Malthusians and adherents of the Club of Rome once worried that the world was becoming over populated; today there are those that worry the opposite might become true – a planet graying indefinitely. Among developed nations (and even among some developing ones), the United States is unique, in that with a combination of births and immigration our population continues to expand. Exports, as I have argued in the past, should become more important to our growth.
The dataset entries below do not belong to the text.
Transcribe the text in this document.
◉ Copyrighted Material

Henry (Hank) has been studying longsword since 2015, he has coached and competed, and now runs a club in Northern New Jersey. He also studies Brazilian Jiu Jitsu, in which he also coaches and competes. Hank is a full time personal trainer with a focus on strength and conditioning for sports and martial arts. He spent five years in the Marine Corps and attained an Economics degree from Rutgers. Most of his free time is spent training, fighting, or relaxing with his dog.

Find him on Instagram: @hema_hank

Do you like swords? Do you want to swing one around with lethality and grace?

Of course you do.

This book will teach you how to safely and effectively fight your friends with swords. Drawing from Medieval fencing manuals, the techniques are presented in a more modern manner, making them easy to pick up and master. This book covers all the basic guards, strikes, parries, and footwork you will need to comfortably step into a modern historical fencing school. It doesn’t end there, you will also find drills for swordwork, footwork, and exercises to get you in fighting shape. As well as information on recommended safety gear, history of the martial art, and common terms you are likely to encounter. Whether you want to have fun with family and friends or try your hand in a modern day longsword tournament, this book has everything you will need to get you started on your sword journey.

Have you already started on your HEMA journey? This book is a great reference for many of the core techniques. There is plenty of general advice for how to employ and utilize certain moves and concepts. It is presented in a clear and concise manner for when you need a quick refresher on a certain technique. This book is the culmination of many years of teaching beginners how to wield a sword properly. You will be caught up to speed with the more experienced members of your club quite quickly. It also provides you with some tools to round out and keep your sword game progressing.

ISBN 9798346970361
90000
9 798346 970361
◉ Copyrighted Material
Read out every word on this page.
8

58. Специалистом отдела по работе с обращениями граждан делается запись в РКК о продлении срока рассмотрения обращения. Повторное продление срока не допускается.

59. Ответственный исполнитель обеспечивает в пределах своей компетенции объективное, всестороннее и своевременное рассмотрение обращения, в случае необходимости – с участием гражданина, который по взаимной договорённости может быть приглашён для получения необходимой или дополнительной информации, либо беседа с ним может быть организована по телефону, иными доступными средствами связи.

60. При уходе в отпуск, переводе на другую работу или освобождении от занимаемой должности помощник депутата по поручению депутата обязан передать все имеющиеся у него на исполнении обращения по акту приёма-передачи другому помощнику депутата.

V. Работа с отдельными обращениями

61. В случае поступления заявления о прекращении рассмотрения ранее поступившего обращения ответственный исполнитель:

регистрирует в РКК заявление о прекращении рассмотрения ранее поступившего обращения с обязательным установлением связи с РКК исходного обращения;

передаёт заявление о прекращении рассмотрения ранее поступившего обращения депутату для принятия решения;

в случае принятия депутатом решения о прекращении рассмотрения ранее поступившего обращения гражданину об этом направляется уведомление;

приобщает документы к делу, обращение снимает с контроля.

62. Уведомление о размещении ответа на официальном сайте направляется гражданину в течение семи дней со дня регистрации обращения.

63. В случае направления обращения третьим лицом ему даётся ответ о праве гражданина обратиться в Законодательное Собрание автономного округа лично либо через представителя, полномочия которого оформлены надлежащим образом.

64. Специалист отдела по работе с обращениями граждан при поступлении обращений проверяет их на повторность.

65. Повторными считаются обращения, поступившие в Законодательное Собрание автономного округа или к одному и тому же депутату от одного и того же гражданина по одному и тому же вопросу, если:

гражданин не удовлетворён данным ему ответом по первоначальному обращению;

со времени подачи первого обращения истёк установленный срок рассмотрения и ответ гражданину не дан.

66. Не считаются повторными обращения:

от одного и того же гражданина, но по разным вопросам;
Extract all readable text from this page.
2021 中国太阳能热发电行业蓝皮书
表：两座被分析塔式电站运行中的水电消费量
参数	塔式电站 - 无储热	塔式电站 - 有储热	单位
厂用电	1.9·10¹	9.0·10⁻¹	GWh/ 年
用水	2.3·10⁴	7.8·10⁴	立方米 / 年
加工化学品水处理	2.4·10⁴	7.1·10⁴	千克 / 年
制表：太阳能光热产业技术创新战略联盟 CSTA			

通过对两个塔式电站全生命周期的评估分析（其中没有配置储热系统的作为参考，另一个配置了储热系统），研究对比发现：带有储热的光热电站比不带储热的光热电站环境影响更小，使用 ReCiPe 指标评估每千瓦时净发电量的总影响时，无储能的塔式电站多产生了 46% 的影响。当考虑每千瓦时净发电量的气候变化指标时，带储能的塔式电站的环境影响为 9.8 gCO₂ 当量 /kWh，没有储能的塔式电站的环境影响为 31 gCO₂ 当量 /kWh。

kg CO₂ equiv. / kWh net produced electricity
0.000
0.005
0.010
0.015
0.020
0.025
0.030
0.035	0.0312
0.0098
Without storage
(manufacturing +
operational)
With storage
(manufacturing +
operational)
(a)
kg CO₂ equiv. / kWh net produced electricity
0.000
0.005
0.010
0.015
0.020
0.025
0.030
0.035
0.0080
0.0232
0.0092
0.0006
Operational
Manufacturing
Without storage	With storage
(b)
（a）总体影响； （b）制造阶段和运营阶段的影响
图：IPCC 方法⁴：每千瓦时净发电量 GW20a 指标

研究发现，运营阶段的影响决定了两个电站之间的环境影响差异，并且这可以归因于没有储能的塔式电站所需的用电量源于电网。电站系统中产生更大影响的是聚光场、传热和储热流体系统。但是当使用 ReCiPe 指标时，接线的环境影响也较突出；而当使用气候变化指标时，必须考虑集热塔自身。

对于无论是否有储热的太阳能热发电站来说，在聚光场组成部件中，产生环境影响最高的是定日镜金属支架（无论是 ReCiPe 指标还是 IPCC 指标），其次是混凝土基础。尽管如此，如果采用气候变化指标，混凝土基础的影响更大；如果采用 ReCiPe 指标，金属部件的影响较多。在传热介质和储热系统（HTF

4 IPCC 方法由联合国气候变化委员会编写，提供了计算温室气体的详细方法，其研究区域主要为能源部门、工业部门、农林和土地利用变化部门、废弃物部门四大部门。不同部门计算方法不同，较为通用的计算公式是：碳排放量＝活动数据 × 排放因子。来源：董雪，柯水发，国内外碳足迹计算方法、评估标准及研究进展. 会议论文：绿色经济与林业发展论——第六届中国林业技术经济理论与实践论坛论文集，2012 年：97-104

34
In the November issue of Foreign Policy, Phillip Longman, author of The Empty Cradle, argues that a consequence of this rising affluence is already seen in a slowing in the world’s birth rates and an aging of the population. He points out that, according to the U.N. Population Division, “the world’s population will increase by roughly one-third over the next 40 years, from 6.9 to 9.1 billion.” But, he cautions: “Indeed, the global population of children under 5 is expected to fall by 49 million as of mid-century, while the number of people over 60 will grow by 1.2 billion.” In Sunday’s New York Times , Natasha Singer writes: “For the first time in human history, people aged 65 and over are about to outnumber children under 5. “Aging”, as Mr. Longman writes, “is a rich-country problem.” But it is also a problem in developing nations like China. It is another consequence of the rising tide that is lifting millions, if not billions, of people out of the depths of poverty and into the ranks of the middle class.

An increasing affluence in the developing world will provide more competition; it will serve to highlight educational differences. There will be losers and winners. The former will be those who cling to the past; the latter will include those who see the rise of the middle classes in the developing world, not as a threat, but as an opportunity. In this regard and in the U.S., business leads government.